The bacterial strains used in this study were isolated from faecal samples of healthy people or from those of carbapenem-treated patient using BCA [45], an agar highly selective for Bacteroides sp., as described earlier [20, 21]. Briefly, one small loopful faecal material was suspended in 1 ml of BHI broth and then diluted 102- and 104-fold by sequentially adding 50 μL to 4950 µl of BHI broth and plating 100 μl aliquots on the surface of BCA plates with or without 4 mg/L meropenem [45]. The plates were incubated anaerobically at 37 °C for 48 h. Afterwards the approximate numbers of colonies grown were estimated and 3–8 colonies with different colony morphologies were picked and subcultured on SCA or on Columbia Blood agars and incubated with standard anaerobiosis (48 h) and aerobiosis (overnight), respectively. The species composition of the 184 test strains was as follows: Bacteroides caccae (9), B. cellulosilyticus (4), B. clarus (1), B. eggerthii (1), B. finegoldii (4), B. fragilis (25), B. intestinalis (3), B. nordii (2), B. ovatus/xylanisolvens (47), B. stercoris (4), B. thetaiotaomicron (24), B. uniformis (10), Parabacteroides distasonis (9), P. johnsonii (4), P. merdae (1), Phocaeicola coprocola (1) and Ph. vulgatus/dorei (35). The country and carbapenem treatment dependent species distributions are shown in Table S1. The isolates from carbapenem treated persons were also included since at the beginning we did not expect differences for which χ2 test test gave a final proof (Table S1). In Hungary and Belgium, the number of persons with and without carbapenem treatment were 4 + 11 and 4 + 4, respectively [21]. Regular cultivation of the isolates at Szeged, Hungary, was performed on Columbia agar supplemented with 5% sheep blood, 0.6 g/L cystein and 1 mg/L vitamin K1 (SCA) in an anaerobic cabinet (Concept 400, Ruskinn Technology Ltd., Bridgend, UK) with 70% N2, 10% H2 and 5% CO2 atmosphere as described earlier [20]. Bacterial strain identification was carried out by using MALDI-TOF MS (which cannot discriminate between the above species marked with a slash).
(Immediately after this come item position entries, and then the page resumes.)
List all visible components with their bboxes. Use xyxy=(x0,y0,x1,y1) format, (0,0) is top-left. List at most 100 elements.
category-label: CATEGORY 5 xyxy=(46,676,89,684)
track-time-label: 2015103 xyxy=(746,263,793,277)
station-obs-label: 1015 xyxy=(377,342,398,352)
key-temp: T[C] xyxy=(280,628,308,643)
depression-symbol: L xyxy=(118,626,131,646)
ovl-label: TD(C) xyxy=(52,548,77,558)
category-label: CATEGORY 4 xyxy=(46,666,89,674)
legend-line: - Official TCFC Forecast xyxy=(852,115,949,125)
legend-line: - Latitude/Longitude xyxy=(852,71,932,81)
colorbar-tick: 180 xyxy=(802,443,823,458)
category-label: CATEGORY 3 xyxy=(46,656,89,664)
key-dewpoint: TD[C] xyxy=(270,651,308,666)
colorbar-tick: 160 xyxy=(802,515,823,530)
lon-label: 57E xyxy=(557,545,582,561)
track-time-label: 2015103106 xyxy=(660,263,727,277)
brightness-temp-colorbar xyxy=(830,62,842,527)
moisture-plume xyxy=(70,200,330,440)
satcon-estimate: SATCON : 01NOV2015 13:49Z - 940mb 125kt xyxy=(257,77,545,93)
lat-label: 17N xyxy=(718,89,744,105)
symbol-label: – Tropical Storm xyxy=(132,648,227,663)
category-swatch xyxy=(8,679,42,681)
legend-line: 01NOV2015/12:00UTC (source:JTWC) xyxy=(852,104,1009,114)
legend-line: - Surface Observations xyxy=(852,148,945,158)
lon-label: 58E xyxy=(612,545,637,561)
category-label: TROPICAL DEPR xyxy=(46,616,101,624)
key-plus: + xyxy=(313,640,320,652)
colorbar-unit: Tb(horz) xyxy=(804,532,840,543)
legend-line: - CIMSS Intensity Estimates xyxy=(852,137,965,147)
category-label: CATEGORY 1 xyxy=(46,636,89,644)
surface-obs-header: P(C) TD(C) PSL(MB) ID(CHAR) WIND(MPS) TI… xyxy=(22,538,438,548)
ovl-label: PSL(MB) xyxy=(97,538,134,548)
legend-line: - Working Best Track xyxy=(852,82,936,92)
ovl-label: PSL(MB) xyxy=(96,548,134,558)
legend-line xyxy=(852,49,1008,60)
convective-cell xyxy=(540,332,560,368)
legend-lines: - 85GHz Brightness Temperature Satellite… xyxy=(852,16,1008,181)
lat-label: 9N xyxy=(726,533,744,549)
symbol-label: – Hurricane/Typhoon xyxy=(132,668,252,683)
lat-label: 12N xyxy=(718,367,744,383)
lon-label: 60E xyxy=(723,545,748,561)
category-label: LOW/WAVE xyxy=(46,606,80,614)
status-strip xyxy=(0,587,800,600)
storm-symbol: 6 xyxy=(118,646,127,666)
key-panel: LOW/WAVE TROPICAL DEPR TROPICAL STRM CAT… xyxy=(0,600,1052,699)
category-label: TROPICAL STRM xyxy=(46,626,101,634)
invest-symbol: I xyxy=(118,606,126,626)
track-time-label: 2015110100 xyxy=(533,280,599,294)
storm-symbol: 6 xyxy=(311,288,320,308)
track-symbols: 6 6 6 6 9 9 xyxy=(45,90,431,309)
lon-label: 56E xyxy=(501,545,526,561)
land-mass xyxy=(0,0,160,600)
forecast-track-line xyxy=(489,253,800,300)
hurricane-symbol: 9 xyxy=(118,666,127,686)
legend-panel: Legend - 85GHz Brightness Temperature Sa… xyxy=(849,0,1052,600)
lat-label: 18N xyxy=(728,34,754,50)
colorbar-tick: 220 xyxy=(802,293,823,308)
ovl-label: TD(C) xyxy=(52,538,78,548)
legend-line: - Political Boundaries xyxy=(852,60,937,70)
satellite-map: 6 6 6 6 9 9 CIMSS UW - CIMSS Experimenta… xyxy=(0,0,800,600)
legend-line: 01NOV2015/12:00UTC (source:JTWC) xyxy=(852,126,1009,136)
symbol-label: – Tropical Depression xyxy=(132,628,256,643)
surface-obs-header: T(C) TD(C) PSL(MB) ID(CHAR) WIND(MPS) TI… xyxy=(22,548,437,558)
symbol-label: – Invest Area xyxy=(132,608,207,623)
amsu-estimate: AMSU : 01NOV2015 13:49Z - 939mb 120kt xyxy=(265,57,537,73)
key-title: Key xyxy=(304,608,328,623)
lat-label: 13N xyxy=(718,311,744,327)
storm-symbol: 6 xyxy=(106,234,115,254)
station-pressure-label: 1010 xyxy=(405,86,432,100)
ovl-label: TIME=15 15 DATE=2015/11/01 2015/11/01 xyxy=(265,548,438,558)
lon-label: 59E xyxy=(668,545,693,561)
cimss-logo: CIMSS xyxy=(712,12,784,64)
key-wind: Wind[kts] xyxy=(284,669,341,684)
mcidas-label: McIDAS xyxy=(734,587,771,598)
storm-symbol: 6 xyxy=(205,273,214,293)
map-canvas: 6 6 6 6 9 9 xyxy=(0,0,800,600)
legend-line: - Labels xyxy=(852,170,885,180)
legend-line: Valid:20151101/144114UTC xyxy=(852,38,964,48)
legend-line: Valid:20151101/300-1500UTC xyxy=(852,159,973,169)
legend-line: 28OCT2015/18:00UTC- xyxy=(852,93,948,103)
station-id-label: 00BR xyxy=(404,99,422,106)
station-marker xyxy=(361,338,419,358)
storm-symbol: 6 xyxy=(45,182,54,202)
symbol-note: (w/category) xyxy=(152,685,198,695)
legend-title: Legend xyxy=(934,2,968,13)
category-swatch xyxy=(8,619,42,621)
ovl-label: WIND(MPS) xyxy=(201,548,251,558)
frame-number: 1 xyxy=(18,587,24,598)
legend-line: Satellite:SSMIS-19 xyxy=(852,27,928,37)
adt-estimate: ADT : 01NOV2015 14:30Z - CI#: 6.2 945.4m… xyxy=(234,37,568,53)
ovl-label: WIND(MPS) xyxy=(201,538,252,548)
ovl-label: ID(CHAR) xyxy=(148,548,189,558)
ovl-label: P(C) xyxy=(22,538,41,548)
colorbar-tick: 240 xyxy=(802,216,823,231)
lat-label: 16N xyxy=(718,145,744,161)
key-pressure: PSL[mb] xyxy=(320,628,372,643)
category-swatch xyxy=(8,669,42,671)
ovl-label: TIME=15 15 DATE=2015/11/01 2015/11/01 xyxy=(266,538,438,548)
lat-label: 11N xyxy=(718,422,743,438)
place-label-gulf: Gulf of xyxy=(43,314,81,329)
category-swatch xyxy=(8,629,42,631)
RT-PCR, ERIC PCR typing and nucleotide sequencing

The detection of the antibiotic resistance genes cepA, cfxA, cfiA, bexA, erm(B), erm(F), erm(G) linA, mef(A), msrSA, tet(Q), tet(X) and tet(X1) and an IS element (IS4351) was carried out as described previously [19]. Briefly, Real-Time PCR reactions (10 μl) contained 5 μl mastermix (QuantiNova, Qiagen), 1 μl ROX reference dye 0.7 μM primers and 1 μl of template DNA prepared by the boiling method. Nucleotide sequencing of the cepA gene fragments of cfiA-positive strains were done by Sanger capillary sequencing outsourced to a provider (SEQOMICS Biotechnology Ltd., Hungary). ERIC PCR for strain typing which is able to make genomic fingerprints were also performed in the same way as described in our previous communication [42]. The GenBank submission number of the cepA gene sequence with a deletion is OQ718932.

Statistical evaluation

For comparisons of the prevalence of the detected genes/elements, we used 1-way ANOVA and then Dunn’s method, Pearson and Spearman correlation counting, χ2 or Fisher’s exact tests by the Sigmaplot 12 software package. We also used this software to plot our figures.